"The certainty in the sentiment that any child is better off dead than disabled rendered my disability invisible." Photo: Stocksy
Last week, The New York Times asked a panel of seven commentators, 'Is Home Birth Ever a Safe Choice?'
The selection of experts chosen to best debate the answer to this question, a question that pertains to women's bodies and rights to choose, contained—you guessed it—more men than women. (If this concept sounds eerily familiar, that's because it is.)
Tasked to provide an argument for or against the safety of a woman's choice to birth at home were four men and three women.
All four men, all highly placed within the field of obstetrics and gynaecology, answered the question with variations of No. The men's arguments ranged from likening the support of home birth to the "propagation of junk science about vaccines", to reminders of the "potential tragedy" of birth, to conceding that hospital should at least be as "home-like" as possible.
The three women debaters, two reputable midwives and one mother, were the positive voices arguing Yes to choice. The women argued that while safety is of paramount consideration, there are other factors to take into account including the rights of the woman to choose, the rarity of true emergencies in low-risk birth, and the importance of good support for the mother.
In the US, although numbers of home births continue to grow, only about one per cent of pregnant women choose this option. In Australia, less than one per cent of births are planned home births. And yet the volatility this subject can create would suggest that women in labour are base jumping en masse.
So here's my question: Should men hold valid opinions on what women ought to do with their pregnant bodies?
Although he can undoubtedly be caring and sympathetic, a cisgender man will never spend the best part of a year of his life growing another human inside his body. He will never experience the corporeal and visceral uncertainty, fear, weirdness, quiet joy, or inexplicable gut-knowing.
He may understand it, and sympathise deeply, but a man will never feel the delicate balance of oxytocin, prolactin, beta-endorphins and norepinephrine that steer a woman's body before, during and after labour, the exquisite chemical cocktail that dips and floods according to her environment, emotions and support.

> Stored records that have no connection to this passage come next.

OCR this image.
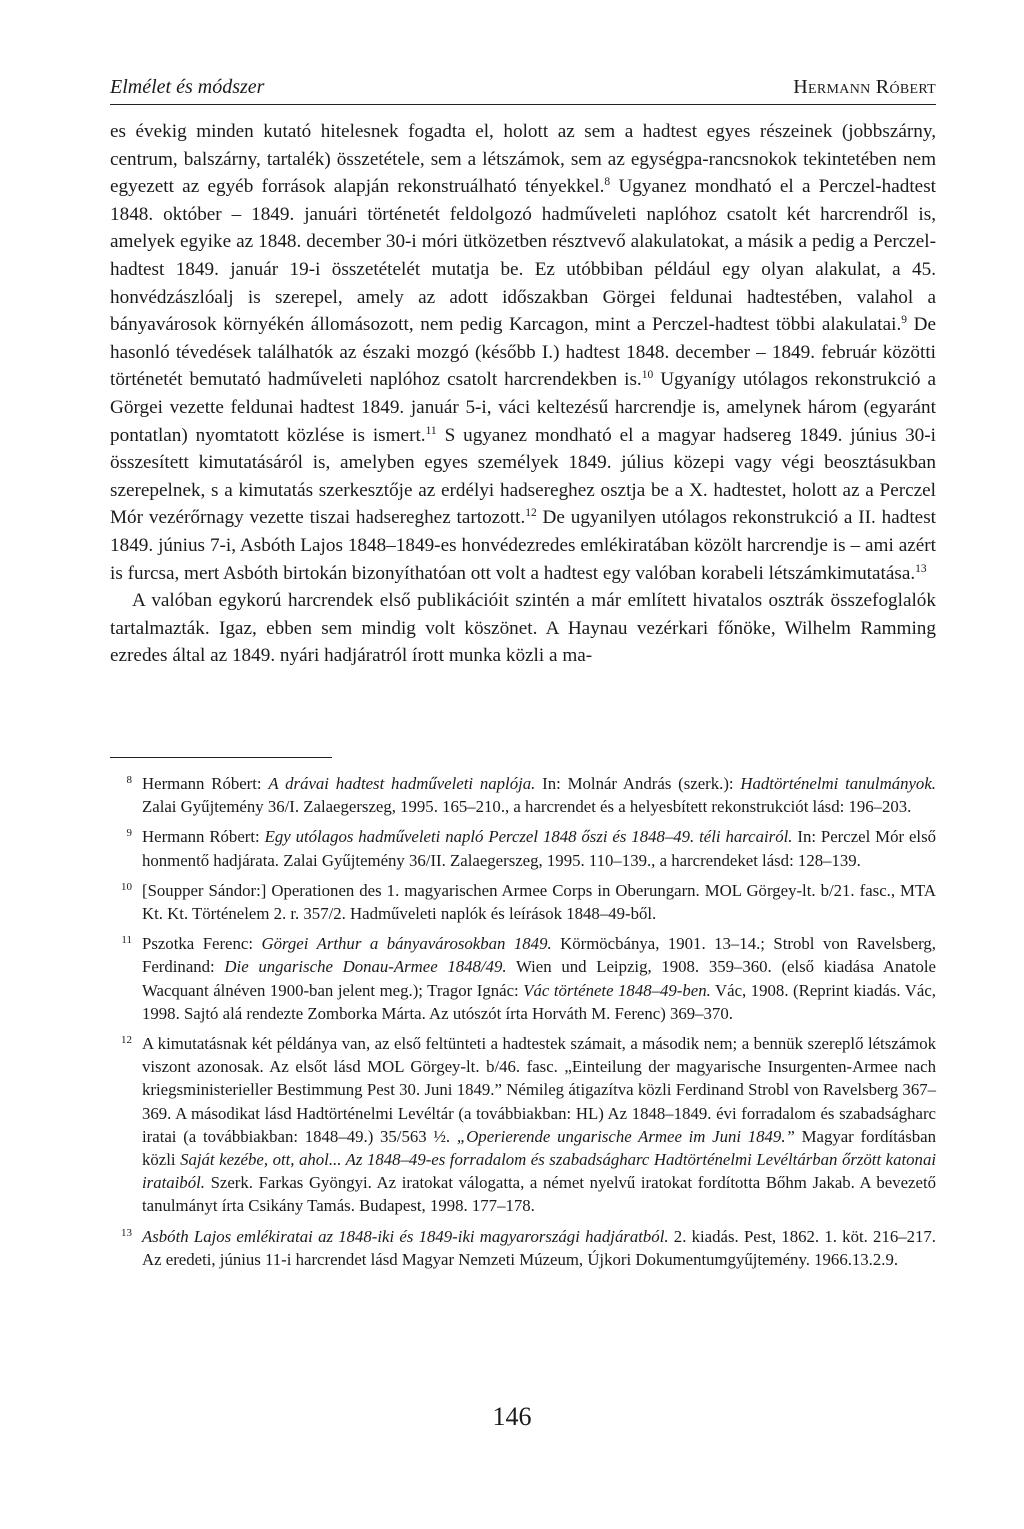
Elmélet és módszer	Hermann Róbert

es évekig minden kutató hitelesnek fogadta el, holott az sem a hadtest egyes részeinek (jobbszárny, centrum, balszárny, tartalék) összetétele, sem a létszámok, sem az egységpa-rancsnokok tekintetében nem egyezett az egyéb források alapján rekonstruálható tényekkel.$^8$ Ugyanez mondható el a Perczel-hadtest 1848. október – 1849. januári történetét feldolgozó hadműveleti naplóhoz csatolt két harcrendről is, amelyek egyike az 1848. december 30-i móri ütközetben résztvevő alakulatokat, a másik a pedig a Perczel-hadtest 1849. január 19-i összetételét mutatja be. Ez utóbbiban például egy olyan alakulat, a 45. honvédzászlóalj is szerepel, amely az adott időszakban Görgei feldunai hadtestében, valahol a bányavárosok környékén állomásozott, nem pedig Karcagon, mint a Perczel-hadtest többi alakulatai.$^9$ De hasonló tévedések találhatók az északi mozgó (később I.) hadtest 1848. december – 1849. február közötti történetét bemutató hadműveleti naplóhoz csatolt harcrendekben is.$^{10}$ Ugyanígy utólagos rekonstrukció a Görgei vezette feldunai hadtest 1849. január 5-i, váci keltezésű harcrendje is, amelynek három (egyaránt pontatlan) nyomtatott közlése is ismert.$^{11}$ S ugyanez mondható el a magyar hadsereg 1849. június 30-i összesített kimutatásáról is, amelyben egyes személyek 1849. július közepi vagy végi beosztásukban szerepelnek, s a kimutatás szerkesztője az erdélyi hadsereghez osztja be a X. hadtestet, holott az a Perczel Mór vezérőrnagy vezette tiszai hadsereghez tartozott.$^{12}$ De ugyanilyen utólagos rekonstrukció a II. hadtest 1849. június 7-i, Asbóth Lajos 1848–1849-es honvédezredes emlékiratában közölt harcrendje is – ami azért is furcsa, mert Asbóth birtokán bizonyíthatóan ott volt a hadtest egy valóban korabeli létszámkimutatása.$^{13}$

A valóban egykorú harcrendek első publikációit szintén a már említett hivatalos osztrák összefoglalók tartalmazták. Igaz, ebben sem mindig volt köszönet. A Haynau vezérkari főnöke, Wilhelm Ramming ezredes által az 1849. nyári hadjáratról írott munka közli a ma-

8 Hermann Róbert: A drávai hadtest hadműveleti naplója. In: Molnár András (szerk.): Hadtörténelmi tanulmányok. Zalai Gyűjtemény 36/I. Zalaegerszeg, 1995. 165–210., a harcrendet és a helyesbített rekonstrukciót lásd: 196–203.
9 Hermann Róbert: Egy utólagos hadműveleti napló Perczel 1848 őszi és 1848–49. téli harcairól. In: Perczel Mór első honmentő hadjárata. Zalai Gyűjtemény 36/II. Zalaegerszeg, 1995. 110–139., a harcrendeket lásd: 128–139.
10 [Soupper Sándor:] Operationen des 1. magyarischen Armee Corps in Oberungarn. MOL Görgey-lt. b/21. fasc., MTA Kt. Kt. Történelem 2. r. 357/2. Hadműveleti naplók és leírások 1848–49-ből.
11 Pszotka Ferenc: Görgei Arthur a bányavárosokban 1849. Körmöcbánya, 1901. 13–14.; Strobl von Ravelsberg, Ferdinand: Die ungarische Donau-Armee 1848/49. Wien und Leipzig, 1908. 359–360. (első kiadása Anatole Wacquant álnéven 1900-ban jelent meg.); Tragor Ignác: Vác története 1848–49-ben. Vác, 1908. (Reprint kiadás. Vác, 1998. Sajtó alá rendezte Zomborka Márta. Az utószót írta Horváth M. Ferenc) 369–370.
12 A kimutatásnak két példánya van, az első feltünteti a hadtestek számait, a második nem; a bennük szereplő létszámok viszont azonosak. Az elsőt lásd MOL Görgey-lt. b/46. fasc. „Einteilung der magyarische Insurgenten-Armee nach kriegsministerieller Bestimmung Pest 30. Juni 1849.” Némileg átigazítva közli Ferdinand Strobl von Ravelsberg 367–369. A másodikat lásd Hadtörténelmi Levéltár (a továbbiakban: HL) Az 1848–1849. évi forradalom és szabadságharc iratai (a továbbiakban: 1848–49.) 35/563 ½. „Operierende ungarische Armee im Juni 1849.” Magyar fordításban közli Saját kezébe, ott, ahol... Az 1848–49-es forradalom és szabadságharc Hadtörténelmi Levéltárban őrzött katonai irataiból. Szerk. Farkas Gyöngyi. Az iratokat válogatta, a német nyelvű iratokat fordította Bőhm Jakab. A bevezető tanulmányt írta Csikány Tamás. Budapest, 1998. 177–178.
13 Asbóth Lajos emlékiratai az 1848-iki és 1849-iki magyarországi hadjáratból. 2. kiadás. Pest, 1862. 1. köt. 216–217. Az eredeti, június 11-i harcrendet lásd Magyar Nemzeti Múzeum, Újkori Dokumentumgyűjtemény. 1966.13.2.9.
146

Without a doubt men can make excellent obstetricians and gynaecologists. They can be experts in the field of high-risk pregnancy, in complications that can arise during birth, in reproductive biology.
But they can never feel the weighty, internal curl of a baby against their ribs.
Just as it's overwhelmingly men who we regularly hear pontificating against abortion, it's hard not to notice that the consistent intonations about the potential perils of a woman pushing a baby from her body also come from those lacking a vagina.
When UK health authorities recently stated that low-risk pregnant woman should be supported to birth at home, The Royal Australian and New Zealand College of Obstetricians and Gynaecologists (whose board is 85 per cent men, just FYI) said, "For the woman whose highest priority is the welfare of the baby, a hospital birth may be preferred." Meanwhile, the Australian College of Midwives (whose board is zero per cent men) say, "[P]lanned home birth is a safe option for women who are at low risk of complications."
But my question also extends beyond the opinions of male OBs. How many women have you heard say, "I wanted a home birth but my husband didn't?" How many women are coerced into, or out of, having an abortion? Talked into or out of breastfeeding? The list of male entitlement to opine over women's reproductive bodies goes on and on.
Men can be allies and advocates for women in birth. They can be highly educated and qualified medical specialists; they can be loving fathers, partners, and friends. And plenty of them are. Yet men cannot physiologically experience the full breadth of what it is to feel instinctively, emotionally, hormonally or even unexplainably driven to make certain choices about the passage of a foetus from your body. A man will never have to live bodily with the consequences or knowledge of your own uterus being out of your hands.
When it comes to freedom of birth choice, the safety argument is stifling and tired and based upon the antiquated belief that womanhood is a pathology. Circular debates about childbirth safety will never result in a definitive 'yes' or 'no' because each woman is different, every birth is different, and birth is only ever as safe as life. Men can listen, suggest, hold concerns and discuss. But they should not be the final voices of authority. The final authority on what she does with her body should always be the woman herself.
So it's time to hand the microphone to women on this.
In the words of Jennifer 'Rachel Green' Aniston: "No uterus, no opinion".